About Cape Verdean Food

The magic of Cape Verdean food lies in its history. This cluster of ten tiny islands and 5 islets dotted off the west coast of Africa has only been inhabited since the 15th century, when Portuguese sailors stumbled upon them. Since that time, the inhabitants have developed a cuisine steeped in both African and Portuguese traditions.

On any given day, fishermen can be found amidst the sea spray, casting their nets and lines in the shadow of volcanoes. They bring home prawn, shrimp, albacore, wahoo, grouper, and dorado. A brave few travel further from the coasts in hopes of bringing back a tiger shark, known to attack humans almost as often as Great White sharks. We made a wonderful spicy prawn recipe for our Angolan Global Table that is also eaten by Cape Verdeans. For a light lunch, this prawn dish could be served over a traditional Cape Verdean avocado and date salad (or dip).

Photo Courtesy of FH Mira

Cape Verde’s national dish is called Cachupa (recipe), a hodge-podge stew that includes whatever vegetables and beans the cook has on hand. Hominy, pumpkin, squash, white potato, and sweet potatoes are often included. In some communities, neighbors even cook with a common pot, sharing what little produce they have with each other. While some cooks include fish or meat, this is a luxury afforded mainly to the rich (“rica”) or reserved for special occasions. When meat is added, it is usually smoked and dried sausage, after the Portuguese tradition.

Praia, the capital. Photo Courtesy of Dave Trainer

Incredibly, over half the 476,000 people live on one island, named Santiago. While agriculture is difficult due to water shortages, the people still produce bananas, corn, beans, and sweet potatoes.

Coconut is beloved by many and is found in desserts and drinks throughout Cape Verde.

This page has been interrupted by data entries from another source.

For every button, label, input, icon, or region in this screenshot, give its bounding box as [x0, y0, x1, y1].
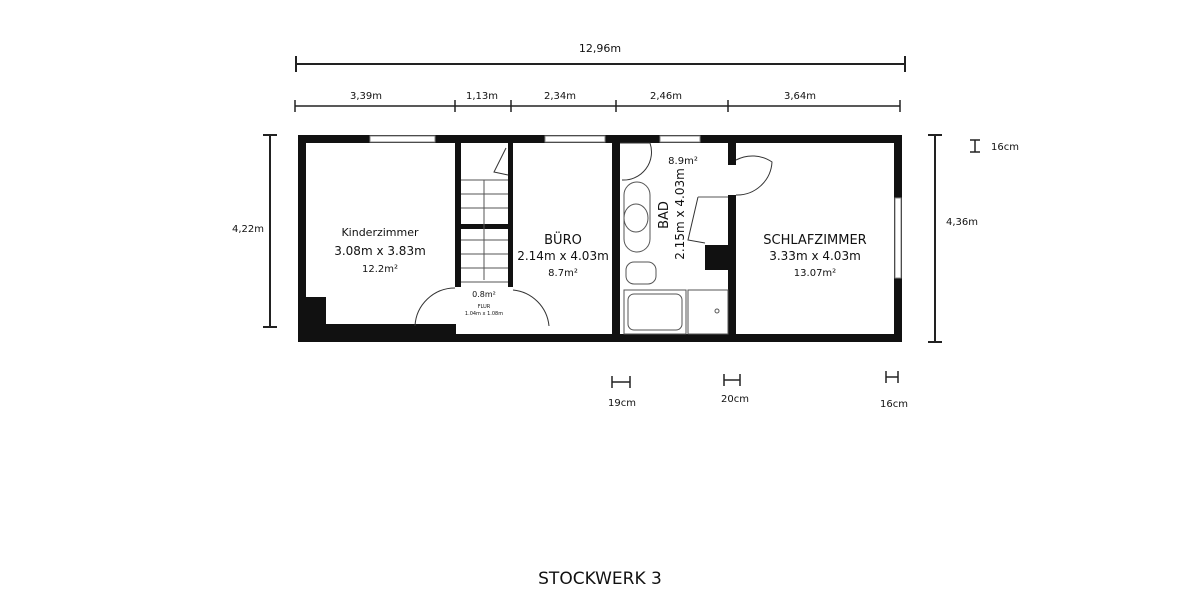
windows — [369, 135, 902, 279]
room-bad: 8.9m² BAD 2.15m x 4.03m — [657, 156, 698, 260]
segment-dimensions — [294, 100, 901, 112]
segment-label: 3,39m — [350, 91, 382, 102]
room-area: 8.7m² — [548, 268, 578, 279]
room-size: 3.33m x 4.03m — [769, 249, 861, 263]
room-size: 2.15m x 4.03m — [673, 168, 687, 260]
room-schlafzimmer: SCHLAFZIMMER 3.33m x 4.03m 13.07m² — [763, 233, 866, 279]
room-area: 0.8m² — [472, 290, 496, 299]
room-area: 8.9m² — [668, 156, 698, 167]
height-dimensions — [263, 134, 980, 343]
total-width-dimension — [295, 56, 906, 72]
wall-label: 16cm — [880, 399, 908, 410]
room-kinderzimmer: Kinderzimmer 3.08m x 3.83m 12.2m² — [334, 226, 426, 275]
room-name: SCHLAFZIMMER — [763, 233, 866, 248]
wall-label: 19cm — [608, 398, 636, 409]
wall-thickness-markers — [611, 371, 899, 388]
room-area: 12.2m² — [362, 264, 398, 275]
room-name: FLUR — [478, 304, 491, 310]
wall-thickness-label: 16cm — [991, 142, 1019, 153]
room-area: 13.07m² — [794, 268, 836, 279]
room-name: BAD — [657, 201, 672, 229]
bathroom-fixtures — [623, 181, 729, 335]
room-name: BÜRO — [544, 231, 582, 248]
segment-label: 2,34m — [544, 91, 576, 102]
segment-label: 3,64m — [784, 91, 816, 102]
room-buero: BÜRO 2.14m x 4.03m 8.7m² — [517, 231, 609, 279]
doors — [414, 142, 773, 327]
room-flur: 0.8m² FLUR 1.04m x 1.08m — [465, 290, 503, 317]
room-size: 1.04m x 1.08m — [465, 311, 503, 317]
segment-label: 1,13m — [466, 91, 498, 102]
left-height-label: 4,22m — [232, 224, 264, 235]
room-size: 3.08m x 3.83m — [334, 244, 426, 258]
total-width-label: 12,96m — [579, 42, 621, 55]
room-name: Kinderzimmer — [341, 226, 419, 239]
floor-title: STOCKWERK 3 — [538, 569, 662, 589]
segment-label: 2,46m — [650, 91, 682, 102]
room-size: 2.14m x 4.03m — [517, 249, 609, 263]
stairs — [461, 179, 508, 283]
wall-label: 20cm — [721, 394, 749, 405]
right-height-label: 4,36m — [946, 217, 978, 228]
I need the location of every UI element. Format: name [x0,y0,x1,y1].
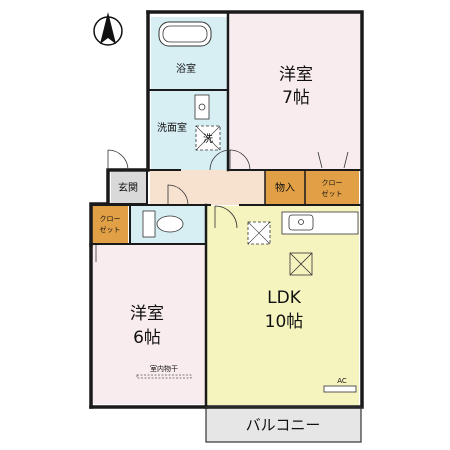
ventilation-icon [289,252,313,276]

Coconut candies, made with caramelized sugar and fruit – like mango, papaya, and pineapple – are addictive and popular. Milk from the coconut makes a delightful beverage – children particularly love drinking it mixed with some regular milk and a sprinkle of cinnamon (recipe). I also think it makes a lovely milkshake (recipe).


  1. I have found Cape Verdean acquaintances here in America to be both handsome and fiesty – never got to know their cuisine, however.

  2. I’ve been waiting for this one to come up! I stayed in Cape Verde for seven months in 1995 and have been looking forward to refreshing my memories.

    Cachupa or catchupa (not capucha) is definitely THE typical dish. It was always based on pounded corn (hominy); I used to help with the pounding in a huge mortar to the best of my capacity, but I could never keep pace with the local women – it really takes a lot of strength. The bean stew which is another staple food was called feijoada. I also ate a lot of rice and yams. Meat (which was rare in the poor rural community where I spent most of my time) was usually goat or chicken; fish was more easily available from the fishermen’s wives who walked along the roads selling the day’s catch. And I actually had so much lobster that I got rather tired of it in the end!

    My little house was surrounded on all sides by banana plants and papaya trees, so those are the fruits I associate with Cape Verde, but I also had mangos in the season and the occasional coconut. Children (and many adults) were often chewing sugar cane, unfortunately leading to severe tooth decay in many of these otherwise incredibly beautiful people. The sugar cane is grown mainly for “grog”, a strong rum-type liquor. If you can lay your hands on a bottle (no idea if it’s sold in the US) it would round off your Cape Verdean meal just perfectly!

    • globaltable says

      Mette, thank you for sharing your experiences with us. How wonderful! Sounds like a great seven months 🙂 I saw something about Grog in my research – it looks outrageously strong! Was it sweet at all?

      • No, but it was often sweetened with sugar-cane molasses (it is then called “pontche”).